25/01/2016
I làpis del professore.
Sabato, una scatola in metallo abbandonata sulla panchina all’ingresso di piazza San Pancrazio… al suo interno, tre pennarelli colorati, una stilo, un bianchetto, una gomma da cancellare molto consumata, un temperino in metallo e tanti mozziconi di matita… tutti uguali e rigorosamente appuntiti.
Poi, nel sottofondo, un rettangolino di carta ben stirata su cui una grafia nitida e precisa ha tracciato un numero di telefono: “Pronto, buongiorno, sono dell’Associazione per Villa Pamphilj, avrei trovato un astuccio…”
“Grazie, grazie – mi risponde una voce di donna – lui era così preoccupato, è tornato due volte a cercarlo, ora non c’è, mi dia il suo numero, la faccio richiamare come torna… grazie, grazie, grazie!!!”.

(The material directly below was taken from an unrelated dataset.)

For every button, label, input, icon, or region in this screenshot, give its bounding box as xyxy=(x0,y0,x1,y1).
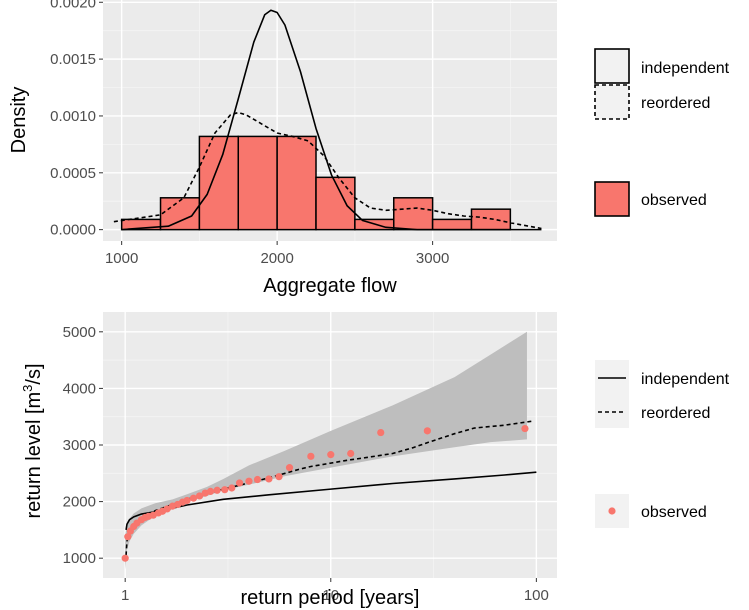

L’ho incontrato ieri sera: minuto, l’aria un po’ svagata mentre rincorre da sotto gli occhiali le linee dell’androne dove è in attesa, le mani affondate in un lungo cappotto, i modi cortesi e la voce modulata: “Grazie di averlo trovato, lei è stato gentilissimo…” e quasi si schernisce quando io, curioso, gli chiedo di tutte quelle matite ben curate: cos’è un disegnatore, uno scrittore, un appassionato di… “Sono un professore, mi piace venire a villa per leggere, e poi annotare qualcosa, con il làpis, di fianco sul testo…”.
Quando ha saputo che siamo quelli dei fiori, del muro dipinto, della difesa della villa voleva regalarci qualcosa perchè “Mi sembra giusto, avete ritrovato il mio astuccio, e questo può servire per sostenere le vostre iniziative… “: grazie professore, oggi non ce n’è bisogno, ché aver incontrato una persona così, fuori dal tempo, pulita ed ancora sognante, con quei suoi làpis, corti e ben appuntiti, quella sua panchina, le letture… è il sogno della villa Pamphilj di un tempo, prima delle brutture e del degrado di cui vi parliamo continuamente, è una sensazione di serenità interiore… e tutto, in punta di làpis!